Österreichs international stark vernetzte Wirtschaft wurde umfassend und hart durch die globale COVID-19-Pandemie getroffen. Das Wegbrechen internationaler Lieferketten, der Ausfall der Güternachfrage sowie massive Reisebeschränkungen beeinflussten Österreichs Außenwirtschaft in Form eines stark reduzierten Güter-und Dienstleistungshandels sowie hoher Einnahmenverluste im Tourismus.

© OeNB

Der Export von Gütern verzeichnete im zweiten Quartal 2020 – der bisher schwierigsten Wirtschaftsphase – ein Minus von 19 Prozent (gegenüber Q2/19).
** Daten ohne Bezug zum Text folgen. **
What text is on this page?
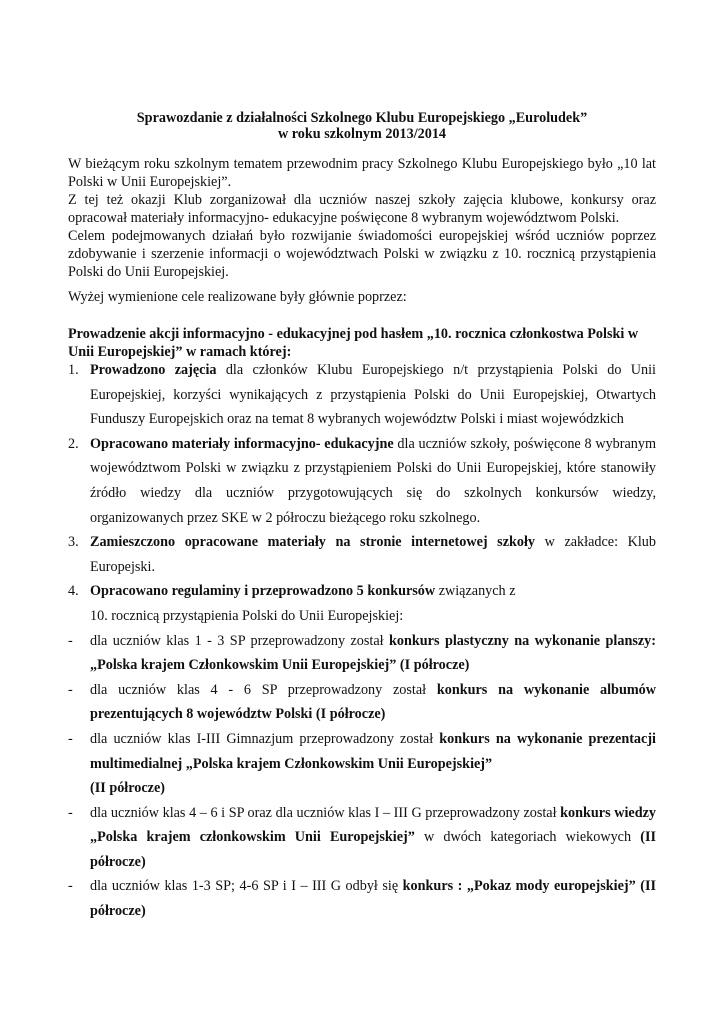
Sprawozdanie z działalności Szkolnego Klubu Europejskiego „Euroludek”
w roku szkolnym 2013/2014

W bieżącym roku szkolnym tematem przewodnim pracy Szkolnego Klubu Europejskiego było „10 lat Polski w Unii Europejskiej”.

Z tej też okazji Klub zorganizował dla uczniów naszej szkoły zajęcia klubowe, konkursy oraz opracował materiały informacyjno- edukacyjne poświęcone 8 wybranym województwom Polski.

Celem podejmowanych działań było rozwijanie świadomości europejskiej wśród uczniów poprzez zdobywanie i szerzenie informacji o województwach Polski w związku z 10. rocznicą przystąpienia Polski do Unii Europejskiej.

Wyżej wymienione cele realizowane były głównie poprzez:
Prowadzenie akcji informacyjno - edukacyjnej pod hasłem „10. rocznica członkostwa Polski w Unii Europejskiej” w ramach której:
1. Prowadzono zajęcia dla członków Klubu Europejskiego n/t przystąpienia Polski do Unii Europejskiej, korzyści wynikających z przystąpienia Polski do Unii Europejskiej, Otwartych Funduszy Europejskich oraz na temat 8 wybranych województw Polski i miast wojewódzkich
2. Opracowano materiały informacyjno- edukacyjne dla uczniów szkoły, poświęcone 8 wybranym województwom Polski w związku z przystąpieniem Polski do Unii Europejskiej, które stanowiły źródło wiedzy dla uczniów przygotowujących się do szkolnych konkursów wiedzy, organizowanych przez SKE w 2 półroczu bieżącego roku szkolnego.
3. Zamieszczono opracowane materiały na stronie internetowej szkoły w zakładce: Klub Europejski.
4. Opracowano regulaminy i przeprowadzono 5 konkursów związanych z
10. rocznicą przystąpienia Polski do Unii Europejskiej:
- dla uczniów klas 1 - 3 SP przeprowadzony został konkurs plastyczny na wykonanie planszy: „Polska krajem Członkowskim Unii Europejskiej” (I półrocze)
- dla uczniów klas 4 - 6 SP przeprowadzony został konkurs na wykonanie albumów prezentujących 8 województw Polski (I półrocze)
- dla uczniów klas I-III Gimnazjum przeprowadzony został konkurs na wykonanie prezentacji multimedialnej „Polska krajem Członkowskim Unii Europejskiej”
(II półrocze)
- dla uczniów klas 4 – 6 i SP oraz dla uczniów klas I – III G przeprowadzony został konkurs wiedzy „Polska krajem członkowskim Unii Europejskiej” w dwóch kategoriach wiekowych (II półrocze)
- dla uczniów klas 1-3 SP; 4-6 SP i I – III G odbył się konkurs : „Pokaz mody europejskiej” (II półrocze)
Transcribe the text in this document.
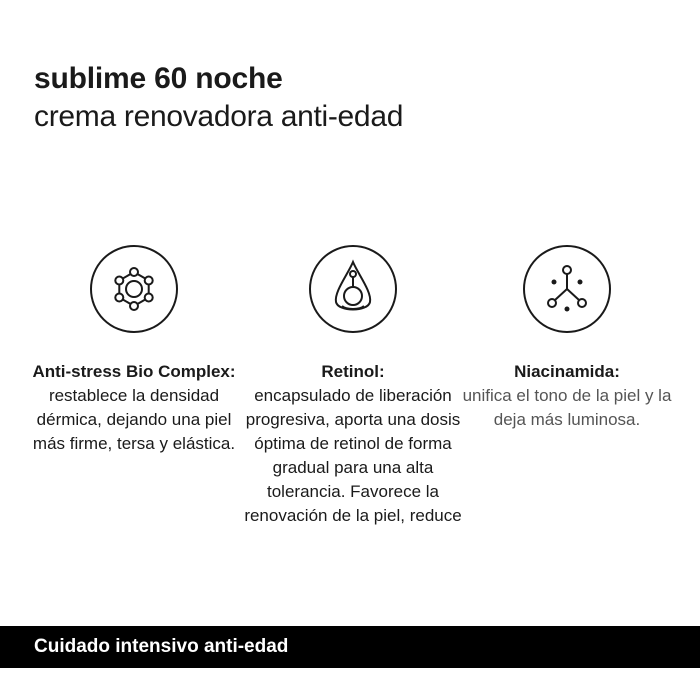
sublime 60 noche

crema renovadora anti-edad

Anti-stress Bio Complex:
restablece la densidad dérmica, dejando una piel más firme, tersa y elástica.
Retinol:
encapsulado de liberación progresiva, aporta una dosis óptima de retinol de forma gradual para una alta tolerancia. Favorece la renovación de la piel, reduce
Niacinamida:
unifica el tono de la piel y la deja más luminosa.
Cuidado intensivo anti-edad
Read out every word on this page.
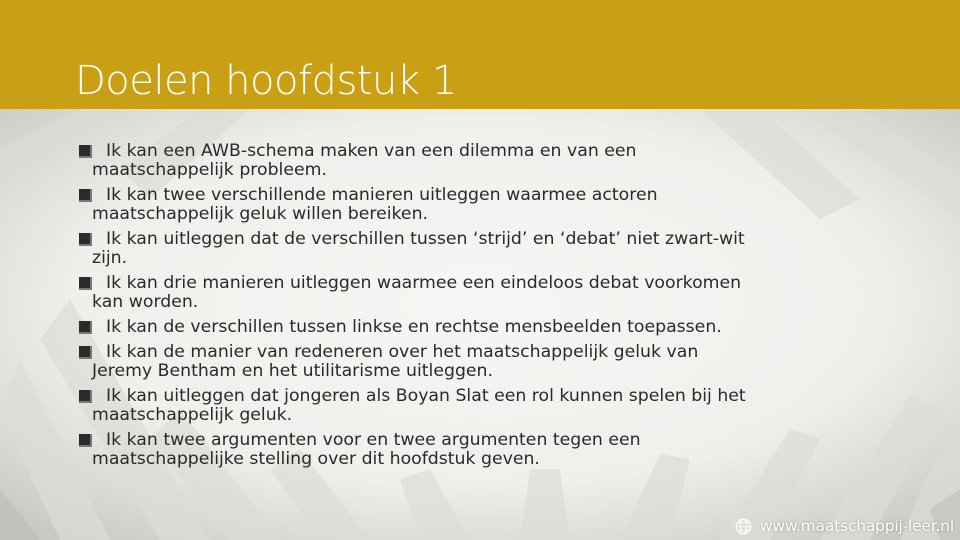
Doelen hoofdstuk 1
Ik kan een AWB-schema maken van een dilemma en van een
maatschappelijk probleem.
Ik kan twee verschillende manieren uitleggen waarmee actoren
maatschappelijk geluk willen bereiken.
Ik kan uitleggen dat de verschillen tussen ‘strijd’ en ‘debat’ niet zwart-wit
zijn.
Ik kan drie manieren uitleggen waarmee een eindeloos debat voorkomen
kan worden.
Ik kan de verschillen tussen linkse en rechtse mensbeelden toepassen.
Ik kan de manier van redeneren over het maatschappelijk geluk van
Jeremy Bentham en het utilitarisme uitleggen.
Ik kan uitleggen dat jongeren als Boyan Slat een rol kunnen spelen bij het
maatschappelijk geluk.
Ik kan twee argumenten voor en twee argumenten tegen een
maatschappelijke stelling over dit hoofdstuk geven.
www.maatschappij-leer.nl
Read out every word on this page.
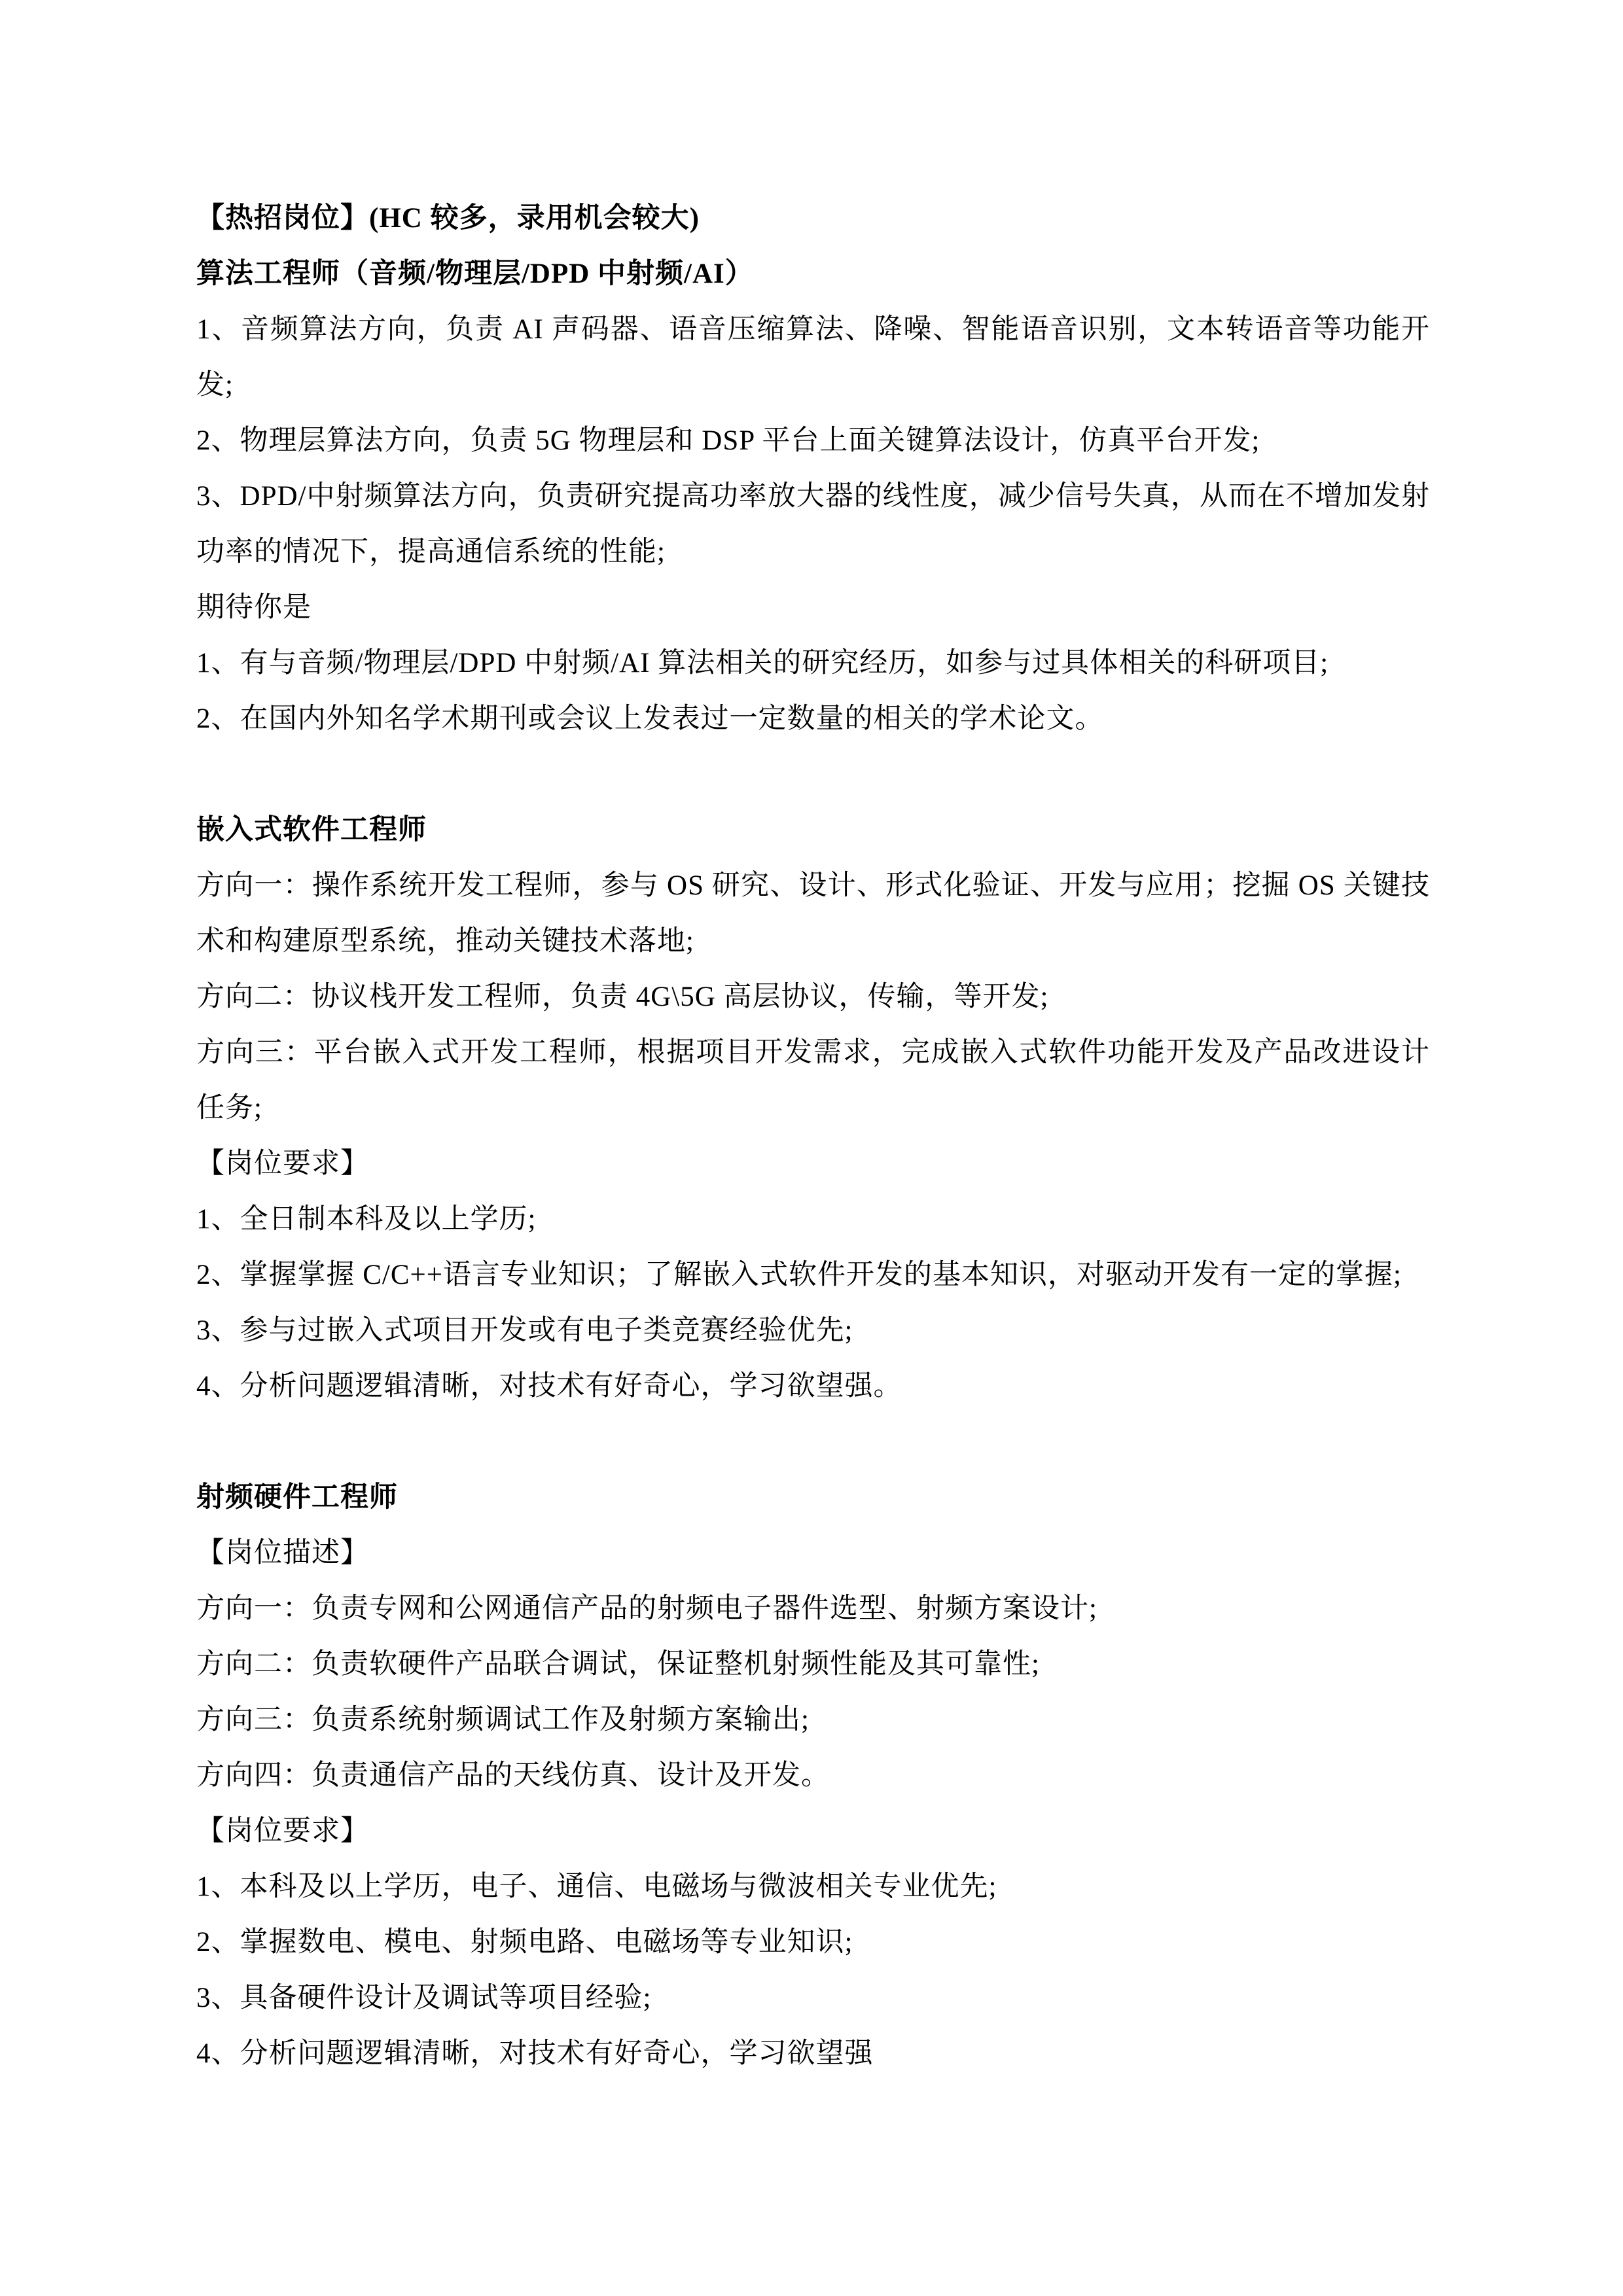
【热招岗位】(HC 较多，录用机会较大)

算法工程师（音频/物理层/DPD 中射频/AI）

1、音频算法方向，负责 AI 声码器、语音压缩算法、降噪、智能语音识别，文本转语音等功能开发;

2、物理层算法方向，负责 5G 物理层和 DSP 平台上面关键算法设计，仿真平台开发;

3、DPD/中射频算法方向，负责研究提高功率放大器的线性度，减少信号失真，从而在不增加发射功率的情况下，提高通信系统的性能;

期待你是

1、有与音频/物理层/DPD 中射频/AI 算法相关的研究经历，如参与过具体相关的科研项目;

2、在国内外知名学术期刊或会议上发表过一定数量的相关的学术论文。

嵌入式软件工程师

方向一：操作系统开发工程师，参与 OS 研究、设计、形式化验证、开发与应用；挖掘 OS 关键技术和构建原型系统，推动关键技术落地;

方向二：协议栈开发工程师，负责 4G\5G 高层协议，传输，等开发;

方向三：平台嵌入式开发工程师，根据项目开发需求，完成嵌入式软件功能开发及产品改进设计任务;

【岗位要求】

1、全日制本科及以上学历;

2、掌握掌握 C/C++语言专业知识；了解嵌入式软件开发的基本知识，对驱动开发有一定的掌握;

3、参与过嵌入式项目开发或有电子类竞赛经验优先;

4、分析问题逻辑清晰，对技术有好奇心，学习欲望强。

射频硬件工程师

【岗位描述】

方向一：负责专网和公网通信产品的射频电子器件选型、射频方案设计;

方向二：负责软硬件产品联合调试，保证整机射频性能及其可靠性;

方向三：负责系统射频调试工作及射频方案输出;

方向四：负责通信产品的天线仿真、设计及开发。

【岗位要求】

1、本科及以上学历，电子、通信、电磁场与微波相关专业优先;

2、掌握数电、模电、射频电路、电磁场等专业知识;

3、具备硬件设计及调试等项目经验;

4、分析问题逻辑清晰，对技术有好奇心，学习欲望强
Im Dienstleistungsverkehr (primär Tourismus) ergab sich sogar ein Rückgang von 31 Prozent. Auch die Importe fielen deutlich schwächer aus: Die Einfuhr von Gütern lag um 21 Prozent, jene der Dienstleistungen um 29 Prozent unter dem Vorjahresquartal. Einige Branchen waren durch die Folgen der Pandemie deutlich stärker betroffen als andere: Während die Ausfuhr der für Österreich besonders wichtigen Sparte der Maschinen und Fahrzeuge sowie jene der bearbeiteten Waren herbe Einbußen verzeichnete, nahm die Nachfrage nach chemischen und pharmazeutischen Erzeugnissen sogar zu.

Der Tourismus war durch die globale Pandemie besonders beeinträchtigt. Im zweiten Quartal brachen die Einnahmen auf 600 Millionen Euro (–82 Prozent) ein. Infolge des relativ günstig verlaufenen Jahresbeginns fiel der Verlust im ersten Halbjahr insgesamt mit rund einem Drittel weniger deutlich aus.

Milliarden gestundet

Deutlich zugelegt hat mit Ausbruch der COVID-19-Pandemie auch das Kreditwachstum bei Unternehmen, das im April 7,2 Prozent erreichte. In den Folgemonaten nahm die Wachstumsdynamik zwar wieder ab, verblieb mit 5,8 Prozent im September jedoch auf hohem Niveau.

Unterstützt wurden Unternehmen dabei von österreichischen Banken, die vor allem durch umfangreiche Kreditstundungen einen wichtigen Beitrag zur Bewältigung der wirtschaftlichen Folgen der COVID-19 Pandemie leisteten. Im Juni 2020 lag das gegenüber Unternehmen und privaten Haushalten gestundete Kreditvolumen in Summe bei über 30 Milliarden Euro und reduzierte sich im September 2020 auf 17,3 Milliarden Euro. Den Großteil davon machten mit 10,7 Milliarden Euro freiwillige Kreditstundungen aus. Gleichzeitig stellten österreichische Banken auch neue Kredite bzw. Kreditlinien zur Verfügung. Insbesondere Unternehmenskredite bis 1 Mio EUR wurden in den Monaten Mai und Juni in ungewöhnlich hohem Ausmaß neu vergeben.